The Lakers must put a greater emphasis on free-throw shooting from here on out.
The Issue of Age
The No. 1 issue surrounding the Los Angeles Lakers' personnel being able to mesh with D'Antoni's system is age. This comes by virtue of the Lakers having four starters and their sixth man over the age of 32.
That includes the 38-year-old Nash.
With that being said, L.A. assistant coach Dan D'Antoni is well aware of the concerns surrounding the age of his team and does not believe for an instant that the Lakers' age will play a role in their pursuit of a title:
If you're too old to play in this league, you probably ought to get out of the league. If they take care of themselves and coach watches their minutes a little bit, they should be in condition to run.
If you have fast players, they'll be faster. If you have slower players, it will be a little slower. But it will still be effective.
Working off of the Lakers' age, we reach the overwhelming concern over the team's conditioning.
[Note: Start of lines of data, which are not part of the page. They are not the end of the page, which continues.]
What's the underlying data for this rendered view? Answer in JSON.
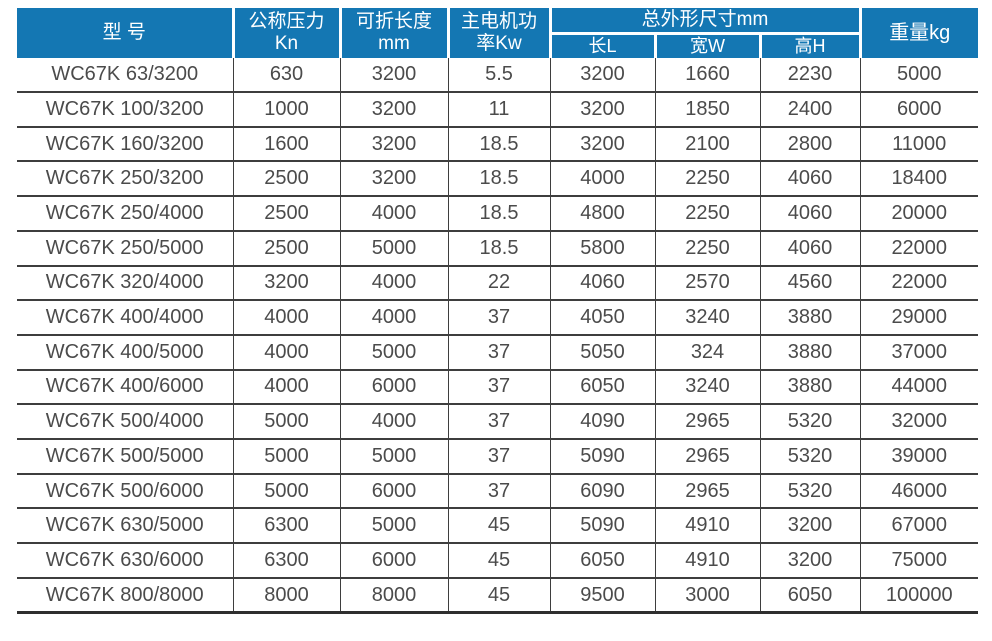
{
  "colors": {
    "header_bg": "#1477B3",
    "header_text": "#ffffff",
    "body_text": "#4b4b4b",
    "grid_line": "#3e3e3e"
  },
  "table": {
    "header": {
      "model": "型 号",
      "pressure": "公称压力\nKn",
      "fold_length": "可折长度\nmm",
      "motor_power": "主电机功\n率Kw",
      "dimensions": "总外形尺寸mm",
      "dim_length": "长L",
      "dim_width": "宽W",
      "dim_height": "高H",
      "weight": "重量kg"
    },
    "rows": [
      [
        "WC67K 63/3200",
        "630",
        "3200",
        "5.5",
        "3200",
        "1660",
        "2230",
        "5000"
      ],
      [
        "WC67K 100/3200",
        "1000",
        "3200",
        "11",
        "3200",
        "1850",
        "2400",
        "6000"
      ],
      [
        "WC67K 160/3200",
        "1600",
        "3200",
        "18.5",
        "3200",
        "2100",
        "2800",
        "11000"
      ],
      [
        "WC67K 250/3200",
        "2500",
        "3200",
        "18.5",
        "4000",
        "2250",
        "4060",
        "18400"
      ],
      [
        "WC67K 250/4000",
        "2500",
        "4000",
        "18.5",
        "4800",
        "2250",
        "4060",
        "20000"
      ],
      [
        "WC67K 250/5000",
        "2500",
        "5000",
        "18.5",
        "5800",
        "2250",
        "4060",
        "22000"
      ],
      [
        "WC67K 320/4000",
        "3200",
        "4000",
        "22",
        "4060",
        "2570",
        "4560",
        "22000"
      ],
      [
        "WC67K 400/4000",
        "4000",
        "4000",
        "37",
        "4050",
        "3240",
        "3880",
        "29000"
      ],
      [
        "WC67K 400/5000",
        "4000",
        "5000",
        "37",
        "5050",
        "324",
        "3880",
        "37000"
      ],
      [
        "WC67K 400/6000",
        "4000",
        "6000",
        "37",
        "6050",
        "3240",
        "3880",
        "44000"
      ],
      [
        "WC67K 500/4000",
        "5000",
        "4000",
        "37",
        "4090",
        "2965",
        "5320",
        "32000"
      ],
      [
        "WC67K 500/5000",
        "5000",
        "5000",
        "37",
        "5090",
        "2965",
        "5320",
        "39000"
      ],
      [
        "WC67K 500/6000",
        "5000",
        "6000",
        "37",
        "6090",
        "2965",
        "5320",
        "46000"
      ],
      [
        "WC67K 630/5000",
        "6300",
        "5000",
        "45",
        "5090",
        "4910",
        "3200",
        "67000"
      ],
      [
        "WC67K 630/6000",
        "6300",
        "6000",
        "45",
        "6050",
        "4910",
        "3200",
        "75000"
      ],
      [
        "WC67K 800/8000",
        "8000",
        "8000",
        "45",
        "9500",
        "3000",
        "6050",
        "100000"
      ]
    ]
  }
}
Due to their age and a history of minor-to-major injuries with their players, it's not hard to see why.
The Lakers coaching staff, however, is once again unconcerned. Dan D'Antoni said:
They just have to play hard. If they play hard, they'll get conditioned. It is a difference. They were conditioned, but the game they played involved a lot of pounding. They have a lot of physical conditioning. But this system flips it where it's more of a cardio thing.
A lot of it is mental. Usually in basketball, it's not who's the fastest. It's who starts first.
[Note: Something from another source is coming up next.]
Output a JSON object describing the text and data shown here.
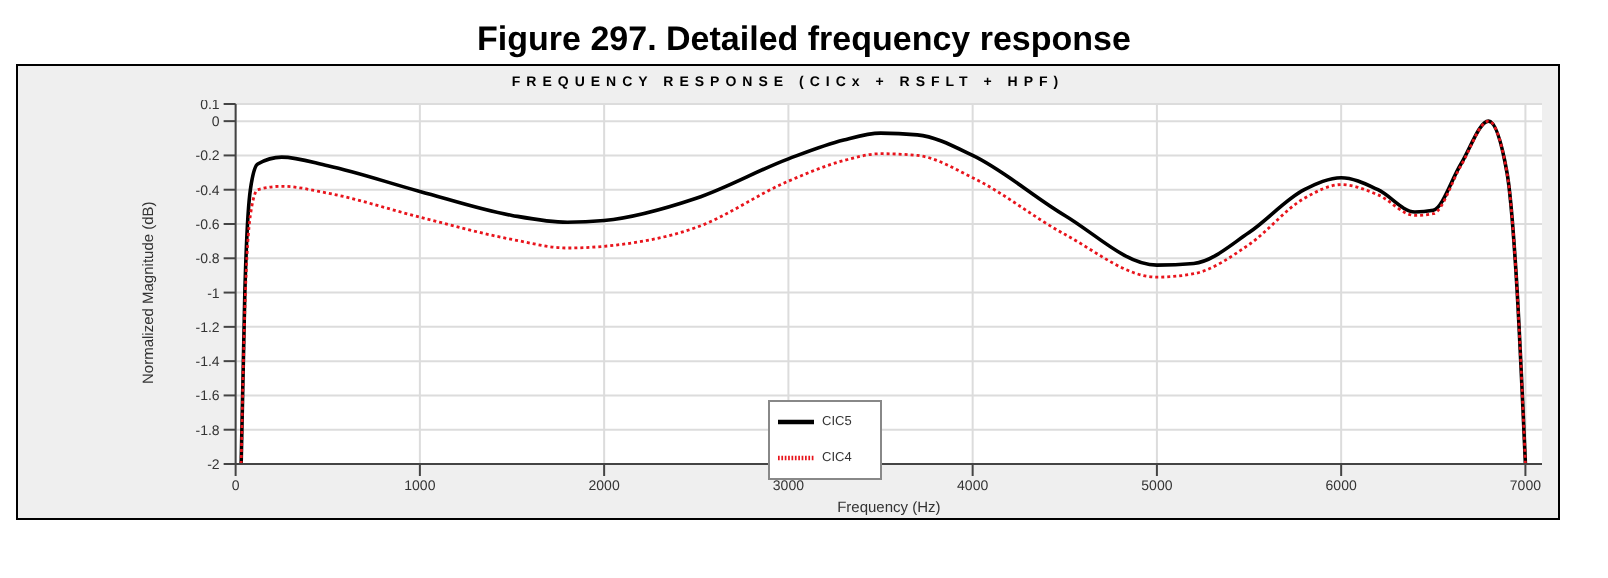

Just to be clear, it isn't who starts first. It's who has enough left in the tank to close out games.
If you've watched a single game under Coach D'Antoni, you know that the Lakers haven't had enough left in them on either end of the floor. George Hill's buzzer-beating layup on November 27 is the latest example of such.
Until the Lakers find a way to have their legs under them come the fourth quarter, these issues will continue to hinder them against every caliber opponent.
Helpless without Kobe
Speaking of Kobe Bryant, it can't be stressed enough how helpless the Lakers are without him. Forget about the elite individual play and refer to the numbers which the team is posting with and without him.
Here's a breakdown.
Entering the game against Indiana, the Lakers had been averaging 106.5 points per 48 minutes with Bryant on the floor. With Bryant on the bench, however, the Lakers are averaging 82.3.
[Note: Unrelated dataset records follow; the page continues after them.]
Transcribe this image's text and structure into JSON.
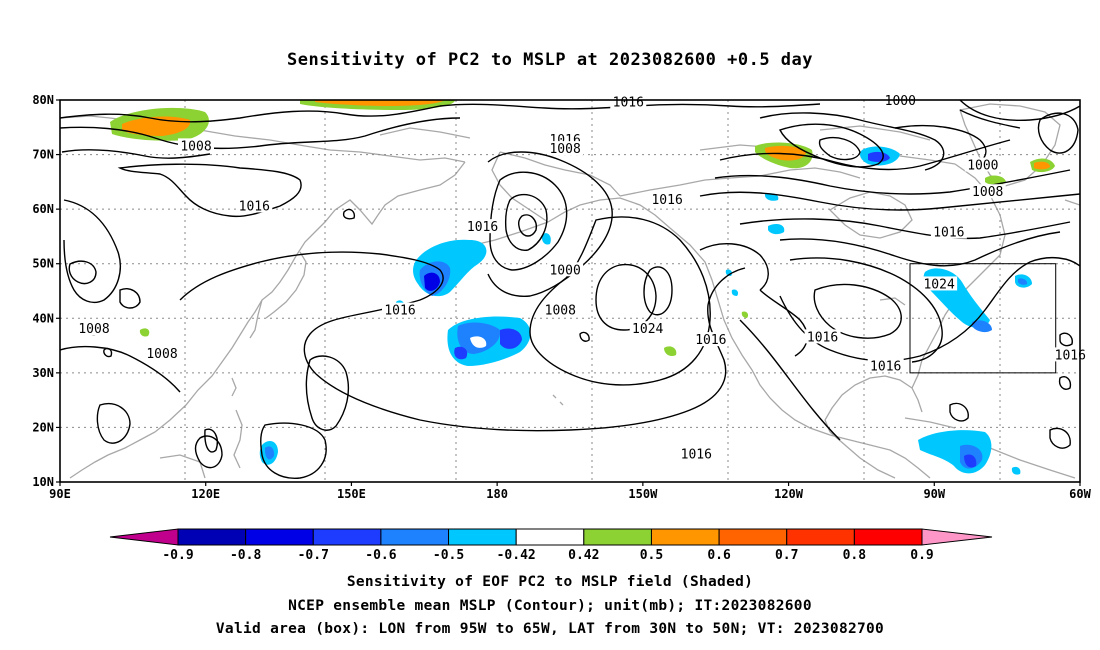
{
  "title": "Sensitivity of PC2 to MSLP at 2023082600 +0.5 day",
  "lat_labels": [
    "80N",
    "70N",
    "60N",
    "50N",
    "40N",
    "30N",
    "20N",
    "10N"
  ],
  "lon_labels": [
    "90E",
    "120E",
    "150E",
    "180",
    "150W",
    "120W",
    "90W",
    "60W"
  ],
  "contour_labels": [
    {
      "text": "1016",
      "lon": -153,
      "lat": 79.5
    },
    {
      "text": "1000",
      "lon": -97,
      "lat": 79.8
    },
    {
      "text": "1008",
      "lon": 118,
      "lat": 71.5
    },
    {
      "text": "1016",
      "lon": -166,
      "lat": 72.7
    },
    {
      "text": "1008",
      "lon": -166,
      "lat": 71.0
    },
    {
      "text": "1000",
      "lon": -80,
      "lat": 68.0
    },
    {
      "text": "1008",
      "lon": -79,
      "lat": 63.1
    },
    {
      "text": "1016",
      "lon": 130,
      "lat": 60.5
    },
    {
      "text": "1016",
      "lon": -145,
      "lat": 61.7
    },
    {
      "text": "1016",
      "lon": 177,
      "lat": 56.7
    },
    {
      "text": "1016",
      "lon": -87,
      "lat": 55.7
    },
    {
      "text": "1000",
      "lon": -166,
      "lat": 48.8
    },
    {
      "text": "1024",
      "lon": -89,
      "lat": 46.2
    },
    {
      "text": "1016",
      "lon": 160,
      "lat": 41.4
    },
    {
      "text": "1008",
      "lon": -167,
      "lat": 41.4
    },
    {
      "text": "1008",
      "lon": 97,
      "lat": 38.0
    },
    {
      "text": "1024",
      "lon": -149,
      "lat": 38.0
    },
    {
      "text": "1016",
      "lon": -136,
      "lat": 36.0
    },
    {
      "text": "1016",
      "lon": -113,
      "lat": 36.5
    },
    {
      "text": "1008",
      "lon": 111,
      "lat": 33.5
    },
    {
      "text": "1016",
      "lon": -100,
      "lat": 31.2
    },
    {
      "text": "1016",
      "lon": -62,
      "lat": 33.2
    },
    {
      "text": "1016",
      "lon": -139,
      "lat": 15.0
    }
  ],
  "colorbar": {
    "labels": [
      "-0.9",
      "-0.8",
      "-0.7",
      "-0.6",
      "-0.5",
      "-0.42",
      "0.42",
      "0.5",
      "0.6",
      "0.7",
      "0.8",
      "0.9"
    ],
    "colors": [
      "#c0008c",
      "#0000b4",
      "#0000e6",
      "#1e3cff",
      "#1e82ff",
      "#00c8ff",
      "#ffffff",
      "#8cd232",
      "#ff9600",
      "#ff6400",
      "#ff3200",
      "#ff0000",
      "#ff96c8"
    ]
  },
  "valid_box": {
    "lon_min": -95,
    "lon_max": -65,
    "lat_min": 30,
    "lat_max": 50
  },
  "captions": [
    "Sensitivity of EOF PC2 to MSLP field (Shaded)",
    "NCEP ensemble mean MSLP (Contour); unit(mb); IT:2023082600",
    "Valid area (box): LON from 95W to 65W, LAT from 30N to 50N; VT: 2023082700"
  ]
}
When Bryant is on the floor, the Lakers are shooting 49.6 percent from the field. When he is not, they are shooting 35.8.
With Kobe their true shooting percentage is 58.2. Without him it is 36.5.
Want some more? There are enough numbers to go around..
With Kobe, the Lakers are shooting 66.3 percent in the restricted area, 34.5 percent in the paint, 43.2 percent from mid-range and 39.3 percent from beyond the arc.
With him on the bench, however, they're shooting 47.1 percent in the restricted area, 21.9 percent in the paint, 29.2 percent from mid-range and 34.1 percent from distance.
As for the complaints about Kobe's disturbingly high turnover numbers, the Lakers are averaging 16.1 turnovers per 48 minutes with him on the floor. That number rises to 19.7 when he is not.
If those numbers don't blow you away, you'll need to get your head checked. You'll also need to wonder if there is anyone else on the roster worth speaking about, which shouldn't be a rational thought considering the talent available.
This is, arguably, the most frustrating display of basketball in the history of the Lakers franchise. L.A. has one of the most immensely talented teams in the recent history of the league, yet plays as if it's a bottom-feeder.
Plain and simple, a massive overhaul is needed in Los Angeles. The sooner Mitch Kupchak and company realizes this, the sooner the Lakers will reach the level expected of them.